Confianza y paciencia, también necesita la ciencia.
Tanto si es la primera vez, como si ya has peregrinado por varios especialistas, estás en esa sala de espera porque quieres solucionar un problema, porque confías en el profesional que te va a tratar y porque vas a poner todo de tu parte para que así sea. Si no es así, será mejor que vuelvas cuando estés preparad@.
El profesional que te va a atender va a poner todos sus años de experiencia, estudio y formación al servicio de tu problema para acabar con él. Para ello necesita contar con tu inestimable ayuda, tu confianza y tu paciencia. Sólo así se podrá solucionar.
Sigue las recomendaciones, pautas y plazos.

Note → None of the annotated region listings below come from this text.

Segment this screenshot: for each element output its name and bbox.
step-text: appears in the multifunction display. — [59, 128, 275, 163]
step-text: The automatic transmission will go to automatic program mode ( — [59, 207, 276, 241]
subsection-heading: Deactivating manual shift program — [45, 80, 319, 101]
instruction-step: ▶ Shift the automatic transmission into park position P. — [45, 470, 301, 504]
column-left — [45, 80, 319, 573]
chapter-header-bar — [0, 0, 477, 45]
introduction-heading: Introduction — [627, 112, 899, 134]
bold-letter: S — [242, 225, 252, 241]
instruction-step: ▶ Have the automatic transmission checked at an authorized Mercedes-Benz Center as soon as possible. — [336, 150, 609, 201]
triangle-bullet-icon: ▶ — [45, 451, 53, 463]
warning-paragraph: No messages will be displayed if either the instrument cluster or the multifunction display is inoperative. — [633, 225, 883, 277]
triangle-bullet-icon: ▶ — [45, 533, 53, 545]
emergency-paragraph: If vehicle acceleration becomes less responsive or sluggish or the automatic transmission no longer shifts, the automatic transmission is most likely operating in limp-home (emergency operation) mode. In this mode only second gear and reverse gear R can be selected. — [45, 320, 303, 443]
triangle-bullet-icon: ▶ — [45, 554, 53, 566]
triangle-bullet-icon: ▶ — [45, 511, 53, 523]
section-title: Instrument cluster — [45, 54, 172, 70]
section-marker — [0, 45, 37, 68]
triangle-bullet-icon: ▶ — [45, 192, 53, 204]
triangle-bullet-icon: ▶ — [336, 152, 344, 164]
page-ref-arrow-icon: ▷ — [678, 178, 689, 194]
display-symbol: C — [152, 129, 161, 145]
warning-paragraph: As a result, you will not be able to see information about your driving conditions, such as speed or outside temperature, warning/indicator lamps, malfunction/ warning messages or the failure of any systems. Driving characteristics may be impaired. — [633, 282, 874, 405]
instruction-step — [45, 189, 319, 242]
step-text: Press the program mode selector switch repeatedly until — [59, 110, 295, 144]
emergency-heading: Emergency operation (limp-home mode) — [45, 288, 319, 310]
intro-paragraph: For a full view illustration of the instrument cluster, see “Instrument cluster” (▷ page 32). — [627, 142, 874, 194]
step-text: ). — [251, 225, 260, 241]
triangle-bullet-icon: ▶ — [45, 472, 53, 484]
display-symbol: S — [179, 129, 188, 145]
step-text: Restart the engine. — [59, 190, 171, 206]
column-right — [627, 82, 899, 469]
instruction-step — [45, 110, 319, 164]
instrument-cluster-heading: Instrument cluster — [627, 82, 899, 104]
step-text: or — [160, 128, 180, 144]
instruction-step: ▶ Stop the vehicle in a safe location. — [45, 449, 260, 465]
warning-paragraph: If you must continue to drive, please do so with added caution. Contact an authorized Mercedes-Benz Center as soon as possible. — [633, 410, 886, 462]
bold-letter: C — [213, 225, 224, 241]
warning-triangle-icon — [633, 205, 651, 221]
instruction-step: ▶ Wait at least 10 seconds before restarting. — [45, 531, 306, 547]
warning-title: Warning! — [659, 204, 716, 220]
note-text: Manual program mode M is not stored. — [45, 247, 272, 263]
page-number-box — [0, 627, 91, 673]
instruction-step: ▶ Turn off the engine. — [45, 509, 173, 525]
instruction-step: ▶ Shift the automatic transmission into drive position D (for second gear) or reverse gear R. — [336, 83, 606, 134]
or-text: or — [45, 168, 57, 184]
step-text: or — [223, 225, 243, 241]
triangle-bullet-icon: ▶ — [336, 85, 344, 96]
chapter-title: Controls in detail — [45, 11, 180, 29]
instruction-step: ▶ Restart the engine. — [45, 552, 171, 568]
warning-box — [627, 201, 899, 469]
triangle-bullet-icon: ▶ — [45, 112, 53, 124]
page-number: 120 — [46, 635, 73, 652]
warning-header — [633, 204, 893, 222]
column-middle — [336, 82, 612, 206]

¿Cuántas veces nos hemos saltado las recomendaciones que nos dan los profesionales de la salud? ¿Cuántas veces, sintiéndonos algo mejor, hemos salido a correr antes de tiempo y hemos recaído? ¿Cuántas veces hemos cambiado las horas de tomar el antibiótico o simplemente lo hemos dejado de tomar al tercer día? ¿Cuántas dietas nos hemos saltado o modificado sin consultar?
Las prisas por obtener resultados, el cortoplacismo de nuestros días, la falta de confianza (o el exceso de ella) o la búsqueda de atajos, nos llevan a cometer estos errores que nos alejan de nuestros objetivos de estar mejor, recuperarnos o perder peso, por ejemplo.
Si al terminar el tratamiento completo, y habiendo seguido todas las pautas que nos han dado, no hay mejoría, probablemente sea el profesional quien te derive a otro colega o especialista.
Al igual que tú, el profesional de la salud debe ser honesto y saber hasta dónde llegan sus capacidades y si éstas son suficientes para abordar tu problema. Si considera que no cuenta con la formación o herramientas necesarias para seguir con tu tratamiento deberá derivarte a algún colega cuando así lo estime oportuno.
Siguiendo estos consejos, cualquier problema será, de entrada, mucho más fácil de diagnosticar y solucionar.